Reputed mob leader among four arrested on heroin charges
Police say group ran drug ring on North Shore
LYNN — He has robbed an armored vehicle, been caught with guns, and chosen to serve jail time rather than testify about organized crime murders. And now, at 50 years old, Mark Rossetti is accused of protecting drug dealers.
Rossetti, a reputed capo in the New England Mafia, was arrested at his East Boston home Thursday with three other men, charged with trafficking roughly 150 grams of heroin.
But prosecutors allege that Rossetti’s role went beyond drug dealer: As a leading figure in what is left of the mob, Rossetti allegedly served as a facilitator, a protector of drug dealers and drug buyers.
“He is the one who puts it all together,’’ First Assistant Essex District Attorney John Dawley said yesterday.
Dawley added that “his role as capo gives him certain prominence in certain criminal circles, drug dealers being one of them.’’
Rossetti, looking weak and slumping over as he appeared in Lynn District Court, shackled to his codefendants, pleaded not guilty to charges of trafficking heroin and conspiracy to violate drug laws. He was ordered held on $250,000 cash bail, and the case was continued to June 22.
His codefendants also pleaded not guilty to the trafficking heroin and conspiracy charges: Robert Ciampi, 49, of East Boston, was ordered held on $100,000 cash bail; Juan Valdez, 22, of Lynn, was ordered held on $50,000 cash bail; and Henderson Martinez, 21, of Boston, was ordered held on $10,000 cash bail.
According to Dawley and court records, the four men were identified in a sophisticated undercover operation by State and local police making up an Essex County Drug Task Force. The operation began about two months ago after undercover officers bought drugs from a criminal enterprise Valdez ran on the North Shore, Dawley said.

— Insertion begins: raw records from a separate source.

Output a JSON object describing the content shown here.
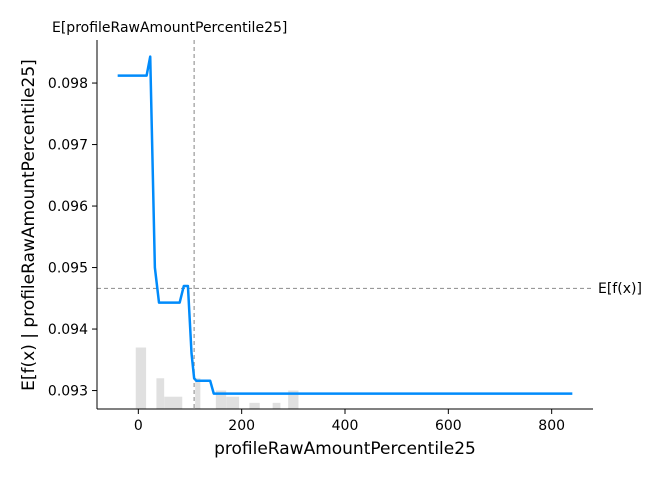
{
  "chart_data": {
    "type": "line",
    "xlabel": "profileRawAmountPercentile25",
    "ylabel": "E[f(x) | profileRawAmountPercentile25]",
    "xlim": [
      -80,
      880
    ],
    "ylim": [
      0.0927,
      0.0987
    ],
    "x_ticks": [
      0,
      200,
      400,
      600,
      800
    ],
    "y_ticks": [
      0.093,
      0.094,
      0.095,
      0.096,
      0.097,
      0.098
    ],
    "y_tick_labels": [
      "0.093",
      "0.094",
      "0.095",
      "0.096",
      "0.097",
      "0.098"
    ],
    "grid": false,
    "line_color": "#008bfb",
    "series": [
      {
        "x": [
          -40,
          0,
          16,
          23,
          32,
          40,
          55,
          70,
          80,
          88,
          96,
          103,
          108,
          112,
          125,
          139,
          146,
          160,
          200,
          300,
          400,
          500,
          600,
          700,
          800,
          840
        ],
        "y": [
          0.09812,
          0.09812,
          0.09812,
          0.09843,
          0.095,
          0.09443,
          0.09443,
          0.09443,
          0.09443,
          0.0947,
          0.0947,
          0.0936,
          0.0932,
          0.09316,
          0.09316,
          0.09316,
          0.09295,
          0.09295,
          0.09295,
          0.09295,
          0.09295,
          0.09295,
          0.09295,
          0.09295,
          0.09295,
          0.09295
        ]
      }
    ],
    "histogram": {
      "color": "#e0e0e0",
      "bin_edges": [
        -5,
        15,
        35,
        50,
        70,
        85,
        110,
        120,
        135,
        150,
        170,
        195,
        215,
        235,
        260,
        275,
        290,
        310,
        320
      ],
      "heights": [
        0.0937,
        0.0927,
        0.0932,
        0.0929,
        0.0929,
        0.0927,
        0.0932,
        0.0922,
        0.0927,
        0.093,
        0.0929,
        0.0927,
        0.0928,
        0.0926,
        0.0928,
        0.0922,
        0.093,
        0.0927
      ]
    },
    "expected_x": {
      "value": 108
    },
    "expected_fx": {
      "label": "E[f(x)]",
      "value": 0.09466
    },
    "top_annotation": "E[profileRawAmountPercentile25]"
  }
}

The ensuing investigation, with electronic surveillance, also led to East Boston and to Rossetti and Ciampi, Dawley said. He said detectives discovered a significant drug-dealing operation, with Valdez selling drugs to people including Ciampi, who would in turn sell them in his own community.
“We saw it every single day, multiple times a day, multiple customers,’’ Dawley said.
Detectives obtained what is known as an anticipatory warrant, because it was based on the expectation of a drug deal. Authorities were only allowed to execute the warrant if three factors played out: Valdez would drive from Lynn straight to Rossetti’s house, Ciampi would be there, and Rossetti would be there.
And it happened as expected Thursday afternoon, Dawley said.
Police surrounded Rossetti’s home after Valdez and Martinez arrived. In a hidden compartment in the car, they allegedly found 142 grams of heroin. Ciampi and Rossetti were in the home and were arrested.
A subsequent search of two homes in Lynn discovered another 10 grams of heroin, $27,000 in cash, and a loaded handgun, Dawley said. He would not say at which home detectives found the evidence.
Defense attorneys in the case tried to distance their clients from the drugs and from Rossetti. Attorneys for Martinez and Valdez said yesterday that the car is not registered to Valdez and that he may have not known the drugs were there. Attorney George Abi-Esber said Ciampi had no connection to the drugs.
And Rossetti’s attorney, Randi J. Potash, said that police found no drugs or significant cash in his home. “If he is supposed to be such a big kingpin, where is all the money?’’ she said. “Where are all the drugs?’’
Potash said that Rossetti has severe arthritis and is on a state disability subsidy.
“He can barely stand over here,’’ she said.
The defense attorneys also objected to Dawley’s accusations of a larger criminal enterprise, saying prosecutors have submitted no evidence beyond the arrests and the drugs that were allegedly seized Thursday.
A simultaneous raid conducted in Revere, as part of the same police operation, discovered another 18 grams of heroin, steroids, and $2,200 in cash, believed to be the proceeds from drug sales, according to court records. Two men were arrested in that raid.